I’m not going to review the concert, because I’m not a music critic, but I loved the show. I think U2 is awesome, and they put on a very entertaining show. After more than 30 years, they are still relevant, releasing solid albums and churning out hits. The crowd was all over the age spectrum: 20-somethings, 30-somethings, 40-somethings. There were people at the concert with their 10 or 12-year old kids, rocking out together. Sitting a few rows in front of us was a couple in their 60s. They were holding hands and swaying to the music. I hope that David and I are still holding hands and being that awesome when we’re in our 60s.
And, I love that U2 really wants to make us better people by sharing facts about suffering all over the world. I don’t know if it’s working, but I appreciate that U2 hasn’t given up on us yet.
I first saw U2 in concert about 20 years ago for the Zoo TV tour (Public Enemy opened!) at the Oakland Coliseum, and they sounded just as good last night as they did then. A lot has changed in 20 years. For example, when I first saw them I wasn’t surrounded by people tweeting and Facebooking the concert. Twenty years ago, people just enjoyed the show and told people the next day about it. They didn’t have to share every detail of the concert right that second.
I understand taking some photos and tweeting and Facebooking a little. I do that myself. But I’ve noticed the trend of excessive tweeting and Facebooking at concerts. Like the only reason they went to the concert was so they could say on Facebook that they are at the show. Meanwhile, they are missing it, and they are not really enjoying it.
To be honest, there was a lot of tweeting and Facebooking going on around us during the opening bands, but most of the phones were put away during U2, other than the occasional photo or video being taken.
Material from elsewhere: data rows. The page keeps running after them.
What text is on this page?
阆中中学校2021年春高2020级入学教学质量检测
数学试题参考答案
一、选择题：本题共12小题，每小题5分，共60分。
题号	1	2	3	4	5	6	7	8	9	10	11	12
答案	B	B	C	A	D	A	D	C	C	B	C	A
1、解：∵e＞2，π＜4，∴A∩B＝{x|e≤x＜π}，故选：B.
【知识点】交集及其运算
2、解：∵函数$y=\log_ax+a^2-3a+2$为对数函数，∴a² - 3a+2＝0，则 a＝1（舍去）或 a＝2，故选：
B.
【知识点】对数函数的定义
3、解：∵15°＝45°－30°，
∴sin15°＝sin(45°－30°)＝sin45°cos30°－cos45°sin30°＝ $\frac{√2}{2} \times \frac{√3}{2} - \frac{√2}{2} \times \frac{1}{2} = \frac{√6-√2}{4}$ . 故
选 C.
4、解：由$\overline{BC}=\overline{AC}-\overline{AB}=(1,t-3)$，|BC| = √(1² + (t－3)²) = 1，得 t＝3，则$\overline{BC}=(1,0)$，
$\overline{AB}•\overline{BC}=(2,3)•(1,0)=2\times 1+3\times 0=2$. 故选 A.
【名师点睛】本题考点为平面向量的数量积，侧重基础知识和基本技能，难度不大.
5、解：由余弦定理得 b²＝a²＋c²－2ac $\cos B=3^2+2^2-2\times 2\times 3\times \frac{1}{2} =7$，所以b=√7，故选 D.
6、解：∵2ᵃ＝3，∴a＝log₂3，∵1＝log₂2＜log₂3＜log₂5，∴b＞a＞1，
Well, except for one woman.
A 40-something woman sitting in front of us checked her Facebook page every five minutes. I’m not exaggerating. Every five minutes! It was very distracting. I’m trying to listen to Bono explain the world’s problems to me between “Mysterious Ways” and “Vertigo,” and every couple of minutes I see a flash of light in front of me while this woman checks her Facebook. Oh, and by the way, she wasn’t checking her Facebook newsfeed. She was refreshing her own page! She doesn’t care what other people are doing. She just wants to know what other people are saying about her.
She can Facebook at home for free. Why even pay for the concert if you are not going to watch it?
She was there with her husband, a friend and that friend’s husband. She took photos of the massive stage and then proceeded to show those photos to her friend, who was trying to enjoy the concert. I couldn’t believe the friend didn’t say, “Yeah, I can see the stage. It’s right in front of me BECAUSE I’M AT THE CONCERT WITH YOU!” At one point, the woman was explaining her Shazam app to her friend in the middle of a song. Seriously, I think she was Shazaming the song. Hello! Ask one of the 65,000 people around you. They can tell you what song it is, idiot!
This woman and her husband spent $95 for each ticket, plus charges and fees. Parking was $40 (side note: WTF?! $40?!). She was drinking $10 Bud Lights. She was sitting in front of one of the most popular bands in the world, singing some of the biggest hits ever. Everyone around her was dancing and singing along. The stage at U2’s 360 tour is the largest stage ever constructed for a worldwide tour. It’s massive. It lights up and rotates. It’s a massive spectacle. But yeah, apparently it’s not as interesting as whether some dude you went to high school with 25 years ago likes your photo on Facebook.
Lady, I’m sorry to inform you that you are failing at life.